A split, folding second-row seat can accommodate three passengers, and is supplemented at the rear by a two-passenger seat that also folds flat. With all rear seats folded, 2,106 litres of cargo space becomes available.
According to Ted Lalka, VP Public Relations and Product Planning for Subaru Canada, “Safety comes standard” on the B9 Tribeca. The long list of safety-related features supports this statement. Electronic stability control (Subaru’s Vehicle Dynamics Control), side curtain airbags, front-seat side-impact airbags, anti-lock brakes with electronic brake force distribution, tire pressure monitoring system and a ring-shaped reinforcement frame to direct impact energies around the passenger cabin are some of the standard safety technologies found on this vehicle. The all-wheel-drive system, which offers significant handling benefits in adverse conditions, can also be regarded as a safety system.
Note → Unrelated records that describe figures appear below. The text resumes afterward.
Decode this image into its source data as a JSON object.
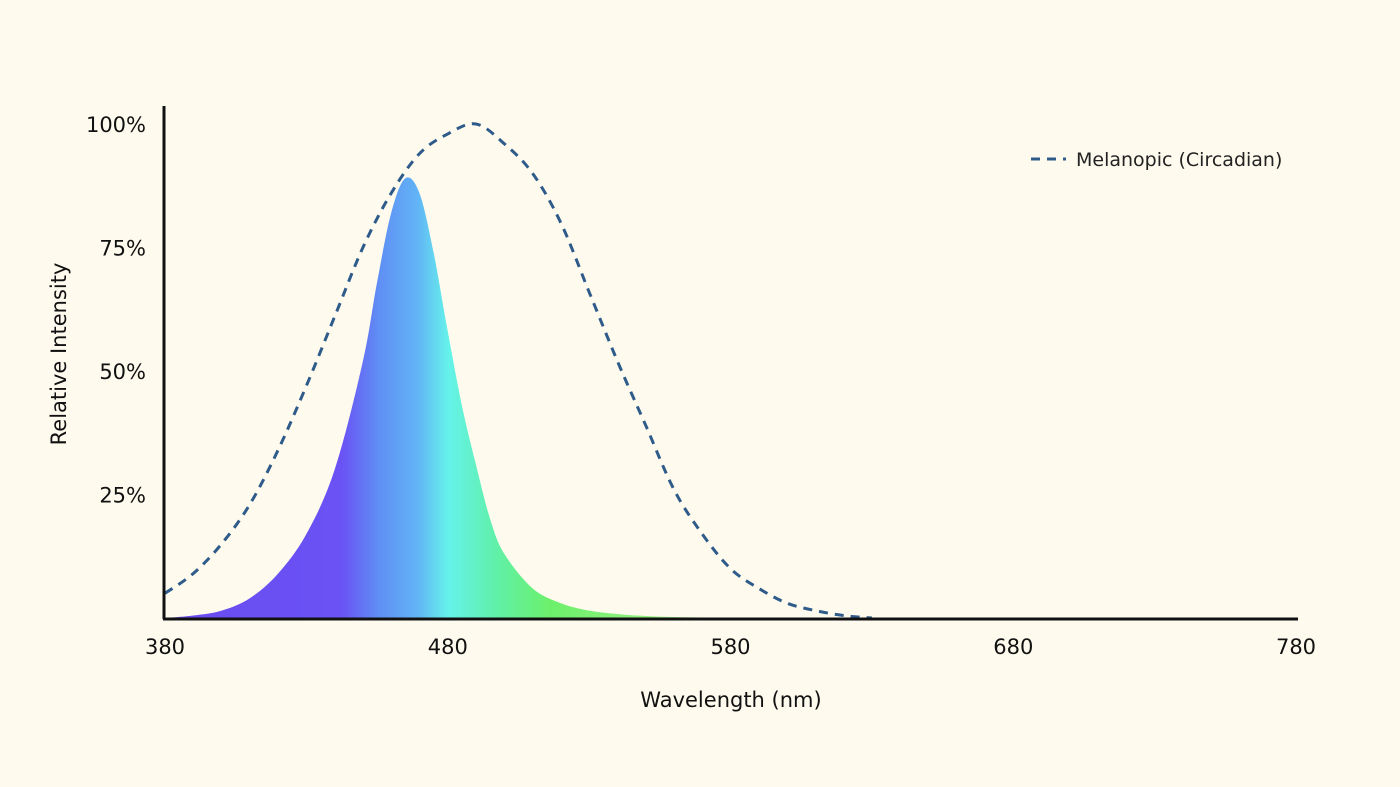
{
  "chart_data": {
    "type": "area",
    "title": "",
    "xlabel": "Wavelength (nm)",
    "ylabel": "Relative Intensity",
    "xlim": [
      380,
      780
    ],
    "ylim": [
      0,
      100
    ],
    "x_ticks": [
      380,
      480,
      580,
      680,
      780
    ],
    "x_tick_labels": [
      "380",
      "480",
      "580",
      "680",
      "780"
    ],
    "y_ticks": [
      25,
      50,
      75,
      100
    ],
    "y_tick_labels": [
      "25%",
      "50%",
      "75%",
      "100%"
    ],
    "grid": false,
    "legend_position": "top-right",
    "legend": [
      "Melanopic (Circadian)"
    ],
    "series": [
      {
        "style": "filled-spectrum",
        "x": [
          380,
          390,
          400,
          410,
          420,
          430,
          440,
          450,
          455,
          460,
          465,
          470,
          475,
          480,
          485,
          490,
          495,
          500,
          510,
          520,
          530,
          540,
          550,
          560,
          570,
          580
        ],
        "values": [
          0,
          0.5,
          1.5,
          4,
          9,
          17,
          30,
          52,
          68,
          82,
          89,
          86,
          74,
          58,
          43,
          31,
          20,
          13,
          6,
          3,
          1.5,
          0.8,
          0.4,
          0.2,
          0.1,
          0
        ]
      },
      {
        "name": "Melanopic (Circadian)",
        "style": "dashed-line",
        "color": "#2f5b8a",
        "x": [
          380,
          390,
          400,
          410,
          420,
          430,
          440,
          450,
          460,
          470,
          480,
          490,
          500,
          510,
          520,
          530,
          540,
          550,
          560,
          570,
          580,
          590,
          600,
          610,
          620,
          630
        ],
        "values": [
          5,
          9,
          15,
          23,
          34,
          47,
          61,
          75,
          86,
          94,
          98,
          100,
          96,
          90,
          80,
          66,
          52,
          39,
          26,
          17,
          10,
          6,
          3,
          1.5,
          0.5,
          0
        ]
      }
    ]
  },
  "colors": {
    "background": "#fefbee",
    "axis": "#111111",
    "melanopic_line": "#2f5b8a",
    "spectrum_violet": "#6b4cf2",
    "spectrum_blue": "#62a6f5",
    "spectrum_cyan": "#65f5e6",
    "spectrum_green": "#6cf070"
  }
}
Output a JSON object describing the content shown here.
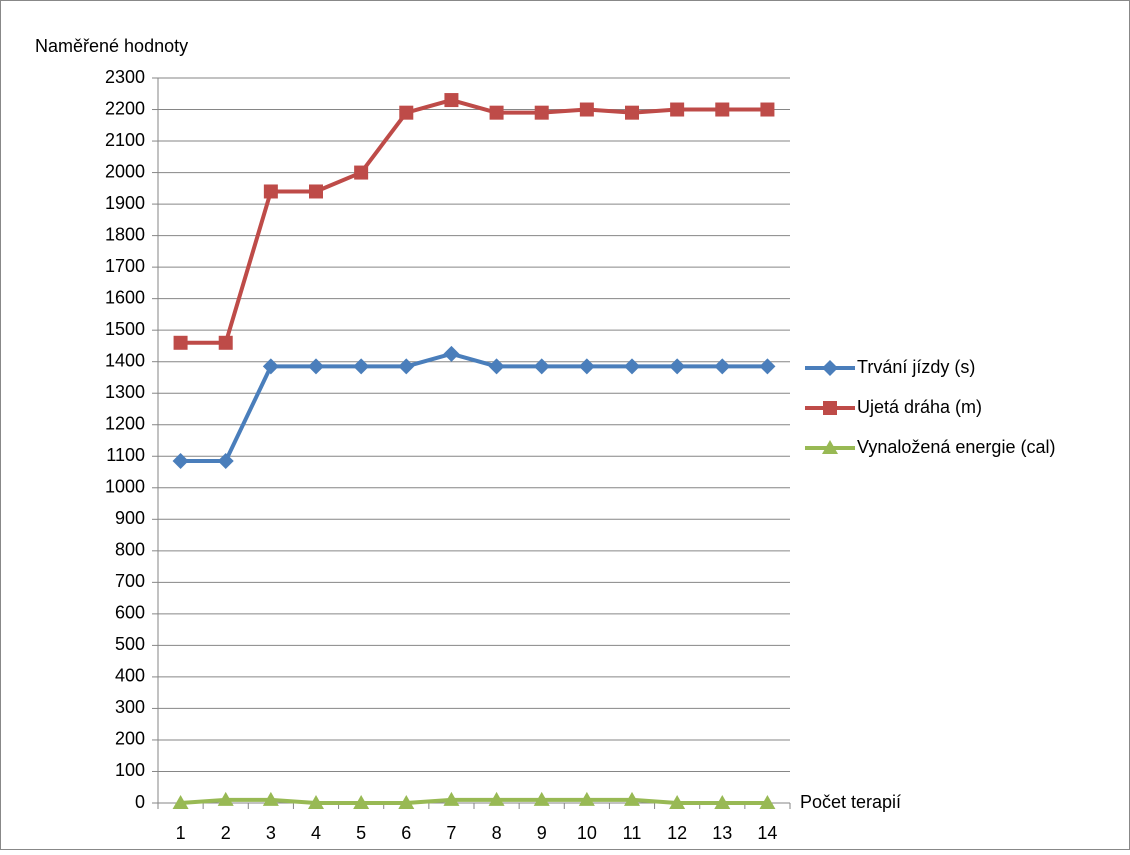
{
  "chart_data": {
    "type": "line",
    "y_axis_label": "Naměřené hodnoty",
    "x_axis_label": "Počet terapií",
    "categories": [
      "1",
      "2",
      "3",
      "4",
      "5",
      "6",
      "7",
      "8",
      "9",
      "10",
      "11",
      "12",
      "13",
      "14"
    ],
    "series": [
      {
        "name": "Trvání jízdy (s)",
        "color": "#4a7ebb",
        "marker": "diamond",
        "values": [
          1085,
          1085,
          1385,
          1385,
          1385,
          1385,
          1425,
          1385,
          1385,
          1385,
          1385,
          1385,
          1385,
          1385
        ]
      },
      {
        "name": "Ujetá dráha (m)",
        "color": "#be4b48",
        "marker": "square",
        "values": [
          1460,
          1460,
          1940,
          1940,
          2000,
          2190,
          2230,
          2190,
          2190,
          2200,
          2190,
          2200,
          2200,
          2200
        ]
      },
      {
        "name": "Vynaložená energie (cal)",
        "color": "#98b954",
        "marker": "triangle",
        "values": [
          0,
          10,
          10,
          0,
          0,
          0,
          10,
          10,
          10,
          10,
          10,
          0,
          0,
          0
        ]
      }
    ],
    "ylim": [
      0,
      2300
    ],
    "yticks": [
      0,
      100,
      200,
      300,
      400,
      500,
      600,
      700,
      800,
      900,
      1000,
      1100,
      1200,
      1300,
      1400,
      1500,
      1600,
      1700,
      1800,
      1900,
      2000,
      2100,
      2200,
      2300
    ],
    "grid": true,
    "legend": "right"
  }
}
In addition to the standard safety equipment listed above, B9 Tribecas are equipped with a tilt/sliding sunroof; heated and power-operated front seats (with Schukra manual lumbar support); 100-watt audio system with MP3 capability, six-speakers and in-dash CD player; dual automatic climate control; keyless entry; fog lights; heated side mirrors and wiper de-icer; a Homelink garage door opener and ten cupholders.
Limited versions add leather interior and trim, and a 160-watt premium audio system with six-disc, in-dash CD player and nine speakers.
With the B9 Tribeca, Subaru is targeting a market niche between luxury brands like BMW, Acura and Lexus, and well-equipped models from mainstream brands like Ford, Honda and Toyota. It’s an open area, Lalka explains, in which Subaru Canada is looking to sell a modest 1,000 B9 Tribecas in its first year of sales.
The Subaru B9 Tribeca is built in Indiana, and goes on sale in June 2005.